Citation:McLean J, 'Guy Tritton, Intellectual Property in Europe - First Supplement', Book Review, 1997 (3) The Journal of Information, Law and Technology (JILT). <http://elj.warwick.ac.uk/jilt/bookrev/97_3mcle/>. New citation as at 1/1/04: <http://www2.warwick.ac.uk/fac/soc/law/elj/jilt/1997_3/mclean/>
Such is the pace of developments in intellectual property law in Europe that the author of any book on the subject has to be working on the update even as the work is completed.
Guy Tritton's 'Intellectual Property in Europe' was published in 1996 and stated the law as at 1 October 1995. This First Supplement brings us up to the early part of 1997. That it should appear so soon should dispel any reluctance to invest in hardback books in such a fast moving topic. It raises an expectation that second and subsequent supplements cannot be far behind.

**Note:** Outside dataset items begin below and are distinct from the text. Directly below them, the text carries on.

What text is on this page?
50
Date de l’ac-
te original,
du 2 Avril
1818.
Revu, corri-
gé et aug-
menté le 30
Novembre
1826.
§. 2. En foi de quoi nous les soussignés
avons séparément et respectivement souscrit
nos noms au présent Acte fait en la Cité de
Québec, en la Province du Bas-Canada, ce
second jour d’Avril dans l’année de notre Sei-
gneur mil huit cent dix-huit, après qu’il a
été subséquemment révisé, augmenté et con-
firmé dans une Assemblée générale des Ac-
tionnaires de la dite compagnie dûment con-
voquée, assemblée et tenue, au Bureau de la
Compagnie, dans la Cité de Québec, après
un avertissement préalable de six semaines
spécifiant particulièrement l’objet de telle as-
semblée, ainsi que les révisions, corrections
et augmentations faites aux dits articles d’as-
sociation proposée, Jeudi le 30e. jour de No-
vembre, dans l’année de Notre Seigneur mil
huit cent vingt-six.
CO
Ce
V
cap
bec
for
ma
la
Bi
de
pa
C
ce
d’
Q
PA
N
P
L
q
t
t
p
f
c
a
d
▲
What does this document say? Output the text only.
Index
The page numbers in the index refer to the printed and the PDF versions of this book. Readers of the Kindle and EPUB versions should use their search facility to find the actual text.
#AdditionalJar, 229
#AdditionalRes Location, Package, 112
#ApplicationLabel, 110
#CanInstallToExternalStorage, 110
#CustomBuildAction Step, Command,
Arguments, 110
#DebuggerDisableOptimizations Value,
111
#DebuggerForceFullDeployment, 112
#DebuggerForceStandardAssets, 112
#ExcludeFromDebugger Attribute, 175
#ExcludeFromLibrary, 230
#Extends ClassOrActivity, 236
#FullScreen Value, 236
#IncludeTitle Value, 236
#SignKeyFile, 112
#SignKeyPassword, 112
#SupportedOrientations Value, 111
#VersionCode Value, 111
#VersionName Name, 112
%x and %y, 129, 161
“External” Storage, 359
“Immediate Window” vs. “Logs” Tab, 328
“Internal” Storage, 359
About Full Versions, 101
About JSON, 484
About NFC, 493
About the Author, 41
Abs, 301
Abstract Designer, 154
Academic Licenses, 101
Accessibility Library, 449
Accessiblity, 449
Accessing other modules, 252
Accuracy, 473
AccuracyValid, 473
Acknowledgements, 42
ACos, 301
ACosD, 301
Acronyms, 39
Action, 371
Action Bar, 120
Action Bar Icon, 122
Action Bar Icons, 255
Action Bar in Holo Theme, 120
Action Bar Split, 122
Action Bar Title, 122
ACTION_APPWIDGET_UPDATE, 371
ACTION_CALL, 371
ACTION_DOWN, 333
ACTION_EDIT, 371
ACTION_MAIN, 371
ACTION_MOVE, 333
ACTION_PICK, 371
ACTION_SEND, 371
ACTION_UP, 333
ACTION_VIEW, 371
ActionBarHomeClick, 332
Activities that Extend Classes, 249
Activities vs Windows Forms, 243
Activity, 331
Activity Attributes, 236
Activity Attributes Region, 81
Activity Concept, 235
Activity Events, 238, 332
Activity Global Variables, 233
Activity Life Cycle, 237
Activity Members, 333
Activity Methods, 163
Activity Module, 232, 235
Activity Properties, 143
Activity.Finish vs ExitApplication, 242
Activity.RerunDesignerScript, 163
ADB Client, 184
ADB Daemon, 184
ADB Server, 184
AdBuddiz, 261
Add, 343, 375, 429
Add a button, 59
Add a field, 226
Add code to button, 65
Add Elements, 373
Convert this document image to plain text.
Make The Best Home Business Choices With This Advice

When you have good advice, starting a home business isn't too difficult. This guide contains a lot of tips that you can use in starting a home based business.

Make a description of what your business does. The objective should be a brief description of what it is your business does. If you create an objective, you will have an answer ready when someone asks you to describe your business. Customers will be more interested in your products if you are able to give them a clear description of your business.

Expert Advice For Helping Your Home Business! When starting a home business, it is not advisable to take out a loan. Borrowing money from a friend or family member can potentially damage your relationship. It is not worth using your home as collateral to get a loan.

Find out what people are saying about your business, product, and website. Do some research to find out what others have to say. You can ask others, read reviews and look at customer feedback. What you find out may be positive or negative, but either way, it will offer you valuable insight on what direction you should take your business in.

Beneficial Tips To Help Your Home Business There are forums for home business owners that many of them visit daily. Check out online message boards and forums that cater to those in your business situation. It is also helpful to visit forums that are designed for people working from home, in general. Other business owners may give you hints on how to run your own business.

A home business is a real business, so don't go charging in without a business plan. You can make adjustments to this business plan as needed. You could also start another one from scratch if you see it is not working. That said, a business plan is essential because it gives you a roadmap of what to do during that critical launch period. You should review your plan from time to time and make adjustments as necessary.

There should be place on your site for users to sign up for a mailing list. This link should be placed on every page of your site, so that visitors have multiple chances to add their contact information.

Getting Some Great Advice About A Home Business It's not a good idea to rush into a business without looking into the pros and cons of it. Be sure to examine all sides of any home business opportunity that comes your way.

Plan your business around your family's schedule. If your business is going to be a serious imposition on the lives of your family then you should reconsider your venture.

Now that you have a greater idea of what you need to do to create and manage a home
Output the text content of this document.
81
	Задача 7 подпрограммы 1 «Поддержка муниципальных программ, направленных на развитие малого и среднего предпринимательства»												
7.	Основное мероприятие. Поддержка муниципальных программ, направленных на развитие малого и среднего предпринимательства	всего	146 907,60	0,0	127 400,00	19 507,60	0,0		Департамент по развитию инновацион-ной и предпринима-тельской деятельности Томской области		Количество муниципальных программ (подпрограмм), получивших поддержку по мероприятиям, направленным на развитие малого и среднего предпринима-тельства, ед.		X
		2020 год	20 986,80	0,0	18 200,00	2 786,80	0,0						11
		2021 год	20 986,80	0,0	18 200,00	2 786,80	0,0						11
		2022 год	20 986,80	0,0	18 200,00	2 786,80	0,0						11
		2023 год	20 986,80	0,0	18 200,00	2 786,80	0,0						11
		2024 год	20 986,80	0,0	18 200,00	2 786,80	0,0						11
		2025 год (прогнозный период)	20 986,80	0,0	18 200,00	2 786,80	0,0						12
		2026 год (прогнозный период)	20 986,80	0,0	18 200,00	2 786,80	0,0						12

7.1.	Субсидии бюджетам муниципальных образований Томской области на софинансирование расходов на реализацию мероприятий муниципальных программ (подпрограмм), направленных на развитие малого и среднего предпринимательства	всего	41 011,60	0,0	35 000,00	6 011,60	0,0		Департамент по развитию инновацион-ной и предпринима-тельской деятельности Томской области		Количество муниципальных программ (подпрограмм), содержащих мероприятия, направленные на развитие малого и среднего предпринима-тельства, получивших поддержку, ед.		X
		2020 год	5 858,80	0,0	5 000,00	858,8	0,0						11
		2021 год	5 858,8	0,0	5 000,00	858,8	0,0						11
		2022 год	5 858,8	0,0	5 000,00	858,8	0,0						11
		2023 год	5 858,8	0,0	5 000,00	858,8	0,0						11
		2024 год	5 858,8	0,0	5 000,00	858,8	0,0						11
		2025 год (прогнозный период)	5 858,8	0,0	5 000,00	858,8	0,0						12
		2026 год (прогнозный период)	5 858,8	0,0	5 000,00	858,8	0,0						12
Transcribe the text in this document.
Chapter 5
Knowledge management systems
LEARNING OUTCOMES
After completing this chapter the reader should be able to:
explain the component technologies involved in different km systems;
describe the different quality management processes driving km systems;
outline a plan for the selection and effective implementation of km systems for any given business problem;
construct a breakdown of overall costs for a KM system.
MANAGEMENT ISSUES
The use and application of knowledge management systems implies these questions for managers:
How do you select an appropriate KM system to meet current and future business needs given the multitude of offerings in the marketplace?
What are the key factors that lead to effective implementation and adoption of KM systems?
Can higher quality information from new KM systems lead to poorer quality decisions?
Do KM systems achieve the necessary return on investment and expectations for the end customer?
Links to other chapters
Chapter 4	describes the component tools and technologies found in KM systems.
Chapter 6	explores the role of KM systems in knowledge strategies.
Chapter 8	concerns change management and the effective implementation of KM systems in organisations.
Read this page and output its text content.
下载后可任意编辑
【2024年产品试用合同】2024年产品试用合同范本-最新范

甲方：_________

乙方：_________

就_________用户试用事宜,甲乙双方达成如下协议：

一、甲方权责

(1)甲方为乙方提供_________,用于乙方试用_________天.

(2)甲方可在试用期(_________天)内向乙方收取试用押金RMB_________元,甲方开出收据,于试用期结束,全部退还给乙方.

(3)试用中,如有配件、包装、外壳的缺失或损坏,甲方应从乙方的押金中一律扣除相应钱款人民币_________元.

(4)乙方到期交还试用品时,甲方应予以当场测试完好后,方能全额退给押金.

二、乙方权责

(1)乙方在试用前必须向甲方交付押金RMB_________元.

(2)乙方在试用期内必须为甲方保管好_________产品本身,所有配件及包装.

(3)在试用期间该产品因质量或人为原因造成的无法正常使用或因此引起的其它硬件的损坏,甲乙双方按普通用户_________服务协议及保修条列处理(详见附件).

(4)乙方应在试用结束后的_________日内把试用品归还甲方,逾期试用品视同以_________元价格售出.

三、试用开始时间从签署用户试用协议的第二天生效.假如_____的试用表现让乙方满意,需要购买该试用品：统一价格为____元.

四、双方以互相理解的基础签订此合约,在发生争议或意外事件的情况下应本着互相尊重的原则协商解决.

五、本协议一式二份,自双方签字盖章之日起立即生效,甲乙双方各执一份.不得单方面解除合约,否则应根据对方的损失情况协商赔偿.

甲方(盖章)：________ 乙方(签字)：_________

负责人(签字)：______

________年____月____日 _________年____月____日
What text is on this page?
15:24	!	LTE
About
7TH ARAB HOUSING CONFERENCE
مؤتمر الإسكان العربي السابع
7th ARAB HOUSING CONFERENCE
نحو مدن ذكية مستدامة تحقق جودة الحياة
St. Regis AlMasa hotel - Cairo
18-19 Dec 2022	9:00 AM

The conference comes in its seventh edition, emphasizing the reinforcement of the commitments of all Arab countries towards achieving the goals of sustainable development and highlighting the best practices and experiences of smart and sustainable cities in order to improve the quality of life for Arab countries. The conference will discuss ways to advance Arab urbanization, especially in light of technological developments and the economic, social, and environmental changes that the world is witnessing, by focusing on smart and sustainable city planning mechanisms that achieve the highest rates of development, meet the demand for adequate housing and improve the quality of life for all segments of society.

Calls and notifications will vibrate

The title 'Intellectual Property in Europe' is broad and daunting. But the author made his purpose clear in the preface to the original print '... an atomised country by country view of intellectual property can be a rather repetitious and arid exercise...I felt that it was better to examine the founding treaties, conventions and legislation and emphasise any substantial differences in their implementation in contracting states.' The reader will not find here a nation-by-nation comparative study. Instead the author focuses primarily on laws and sources of law having a pan-European significance.
The work falls into the category of law book which collates and renders coherent the interaction of sources, cases, legislation and conventions. This and the sheer magnitude of its scope limits the extent to which it can be discursive. The commentary alerts the reader to the issues and indicates how they are being approached by the courts and the legislation. But space does not always permit the kind of discussion which is often appreciated by a practitioner seeking a solution to a problem.
For example, the salient features of the Technology Transfer Block Exemption are given but there is no expansion of the discussion of field-of-use restrictions contained in the main work. That section contained the observation that an 'obligation, patent or know-how licence which restricts the exploitation to one or more technical fields of application will generally fall outside Article 85(1)'. The original Patent Block Exemption did indeed set out in the 'White List' precisely that obligation. The original Know-how Block Exemption, however, tolerated a restriction of exploitation to '... one or more technical fields of application ... or ... one or more product markets'. The current combined Know-how and Patent Exemption now mentions 'product markets' as well as 'technical fields'. Discussions of the issue raised by the consolidation of the terminology may have to await a work with a narrower scope.
At the other end of the scale the work does not set all European laws in a world context. International conventions to which all Member States are party are themselves sources of European Community law and will affect the development of that law and of implementing national laws. This Supplement contains an interesting and succinct discussion of the contrast between first-to-file and first-to-use approaches to trade mark law and links these to the Paris Convention provisions on well-known marks. Perhaps the next one might contain something similar about the relationship between European law and the TRIPS Agreements.
Nothing in these last observations is intended to take away from the overall conclusion that we have here a very comprehensive and useful work which does what it sets out to do.